Doria não vive seu melhor momento. O PSDB também não. O projeto neoliberal que defendiam não serve mais como baliza. Agora, ambos padecem no limbo da política, em decorrência dos caminhos tortuosos que trilham desde 2014. Perderam as eleições com Aécio Neves, não aceitaram o resultado e optaram por manobras antidemocráticas para voltar ao poder, como foi o impeachment de Dilma. Para completar, abraçaram o lavajatismo e apoiaram Bolsonaro no segundo turno em 2018.
Esse é o currículo que Doria tentará apagar para mostrar alguma viabilidade como candidato a Presidente da República. Apesar de se propor a resolver os problemas do Brasil, não fez o dever de casa na Prefeitura e Estado de São Paulo. Porém, o pré-candidato mostra que seu vazio é ainda maior. Nesse processo de prévias que disputa no PSDB, a falta de conhecimento dos problemas nacionais e suas particularidades regionais ficaram ainda mais evidentes.
Apesar de filho de baiano, Doria não conhece o Brasil para além da Faria Lima. Em sua visita ao Nordeste para defender a candidatura a presidente distribuiu frases cansadas como soluções para o desenvolvimento da região. Chegou a usar o exemplo de Dubai, nos Emirados Árabes, como se a região desértica servisse de parâmetro e as condições econômicas alguma similaridade. Para deixar escancarada sua falta de senso, protagonizou em Guarabira, no interior da Paraíba, um momento patético, quando perguntou aos presentes no evento que discursava: “Quem daqui já foi a Dubai?”. Tivesse um pouquinho de “desconfiometro”, saberia que a pergunta não fazia qualquer sentido.
Doria ainda não percebeu que o papel de almofadinha bravateiro não cabe em todas as situações e a validade já expirou. Como empresário e gestor sempre foi dos que defenderam o protecionismo a São Paulo. Mesmo antes de entrar na política, atacava programas de desenvolvimento econômico destinados as regiões Norte e Nordeste, a exemplo da Zona Franca de Manaus e de incentivos para implantação de empresas e infraestrutura no Nordeste.
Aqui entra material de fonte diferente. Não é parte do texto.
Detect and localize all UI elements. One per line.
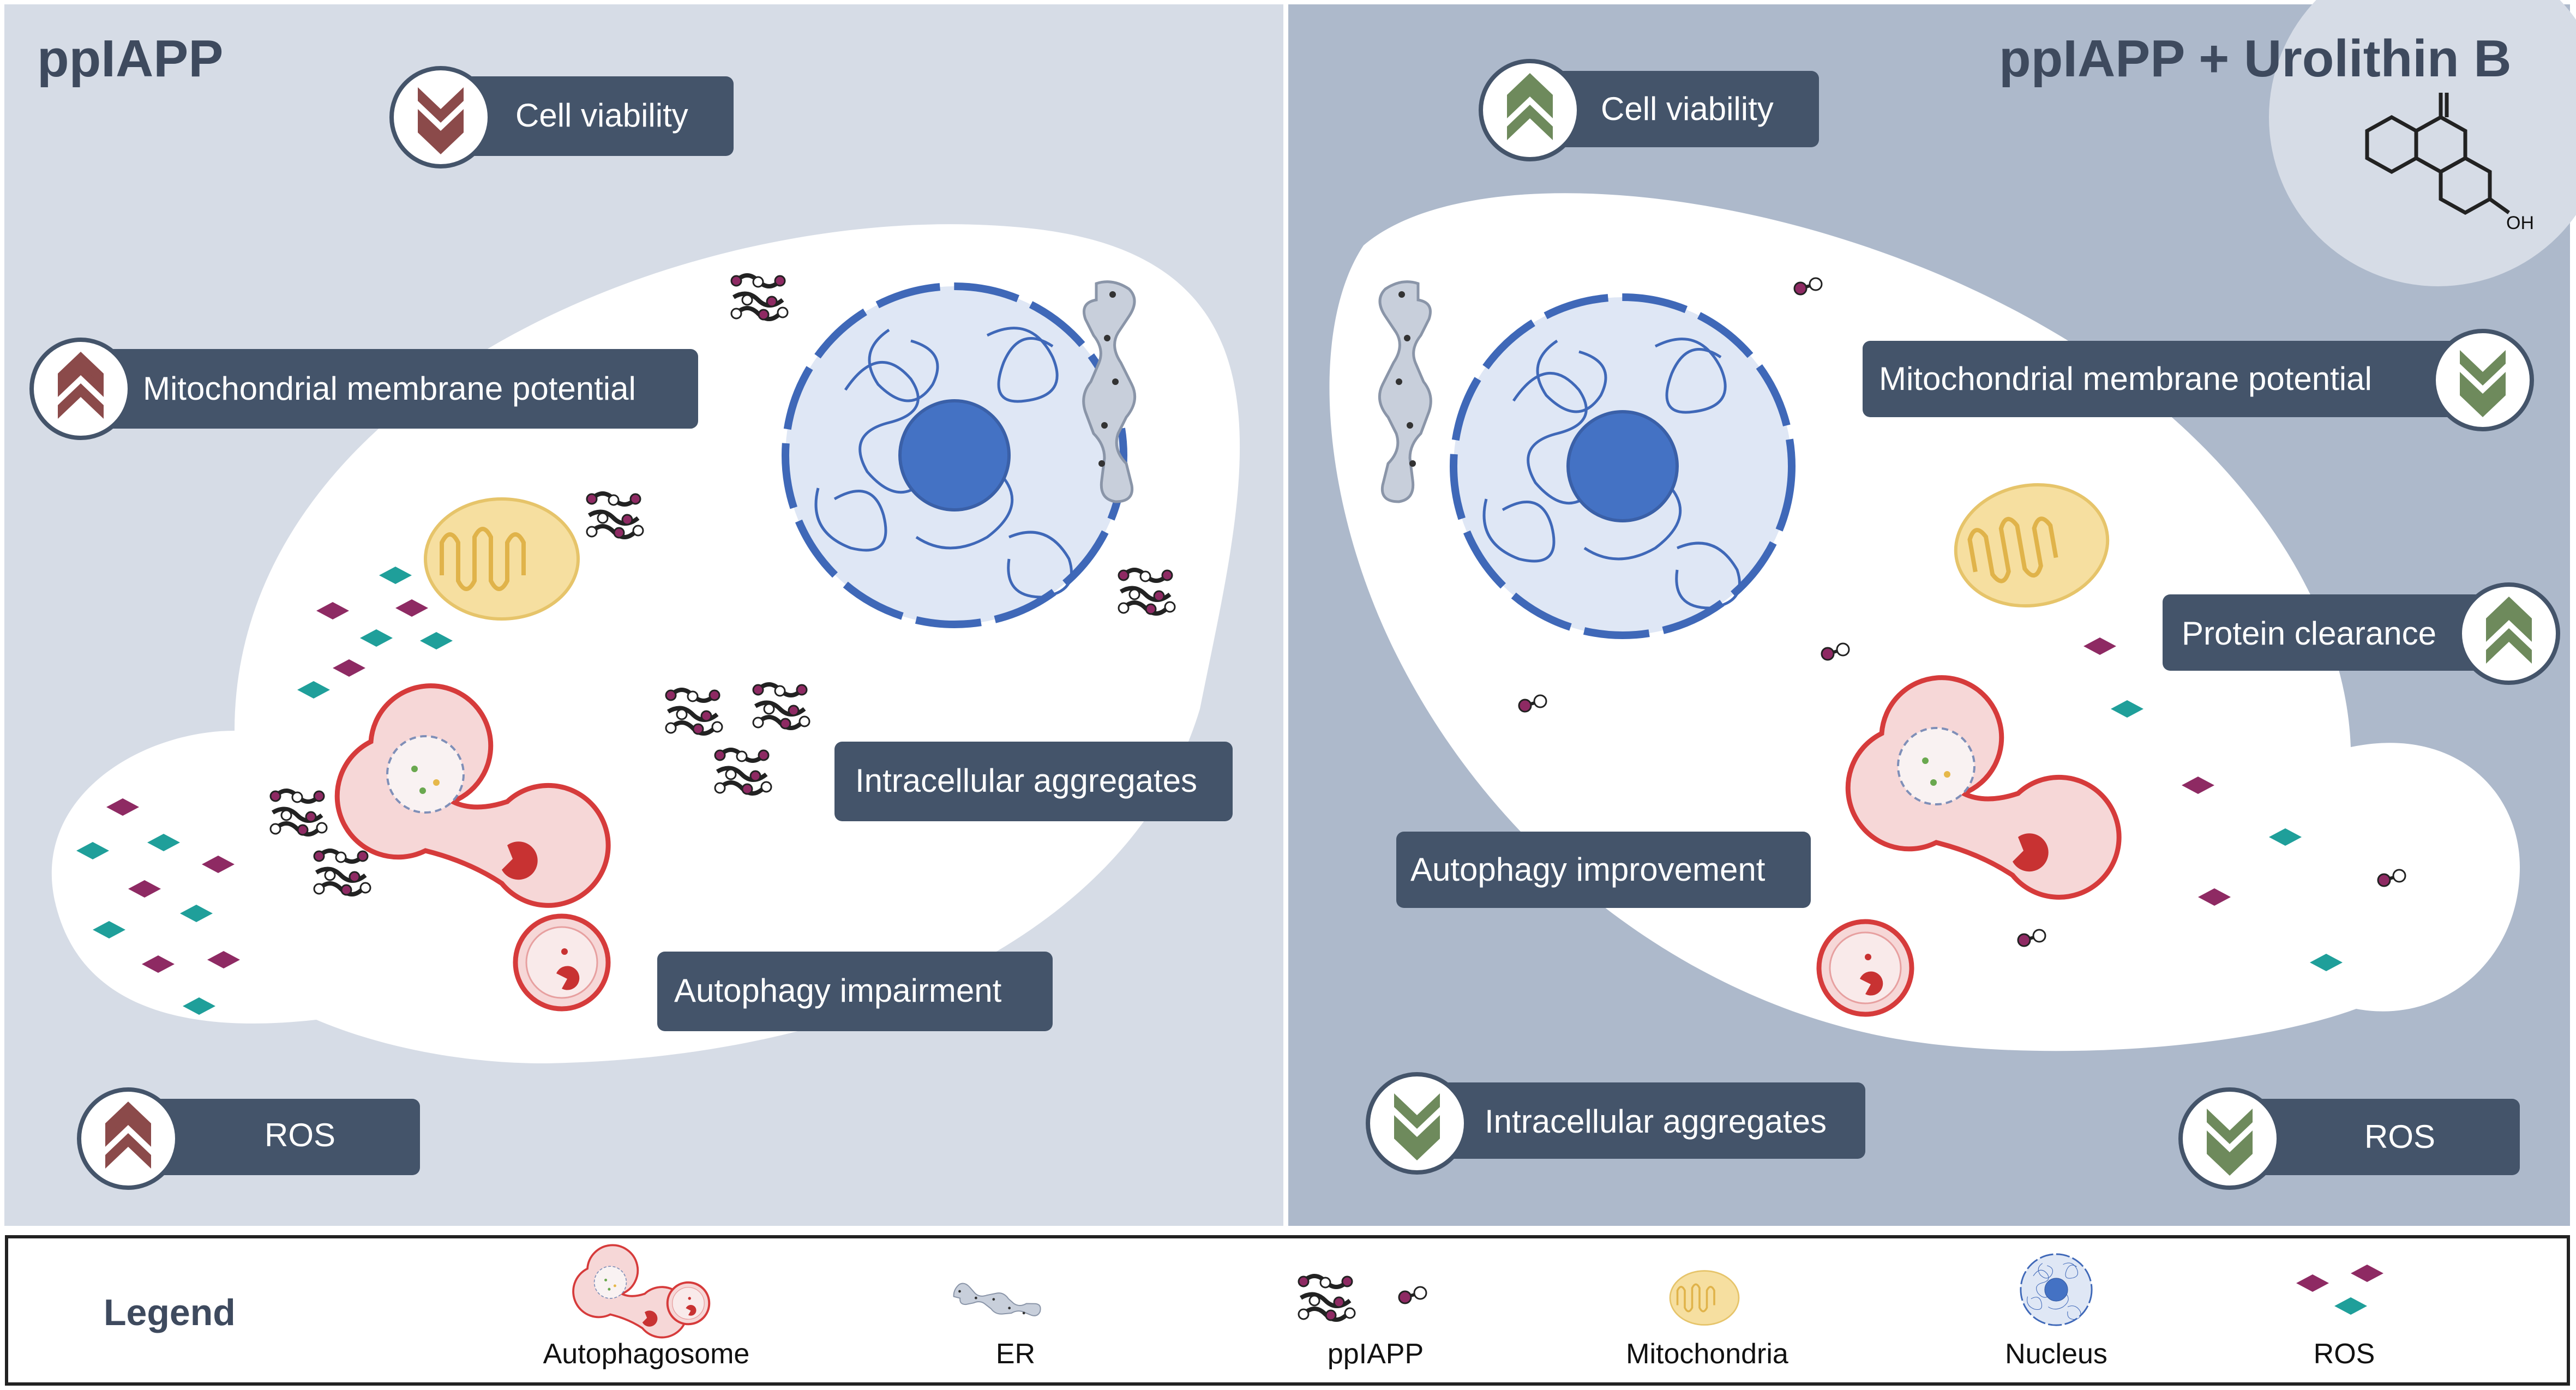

O governador de São Paulo sempre foi adepto da lógica que o Brasil pobre é um problema de quem está inserido nas regiões de pobreza. Como pretenso candidato a presidente deveria entender que não é justo tratar diferentes como iguais e florear a desigualdade, como se fosse apenas uma questão de iniciativa. Esquece ele que os bilhões de dólares do petróleo de Dubai proporcionaram ostentar riqueza, mas não serviram a um projeto de nação, não formaram uma democracia e não é parâmetro para erradicação da pobreza.
Apesar de não esperar de João Doria demonstrações de sensibilidade, humanismo e conhecimento da realidade brasileira, poderia tratar com menos desdém o país que não conhece. Sua passagem pela Paraíba mostra como ele e os semelhantes enxergam o Nordeste e o Brasil pobre. Num país que voltou ao mapa da fome, quem não entender que precisamos de uma solução urgente e a desigualdade é o maior problema, melhor comprar uma passagem pra Dubai ou outro paraíso fabricado. Pra presidente não serve.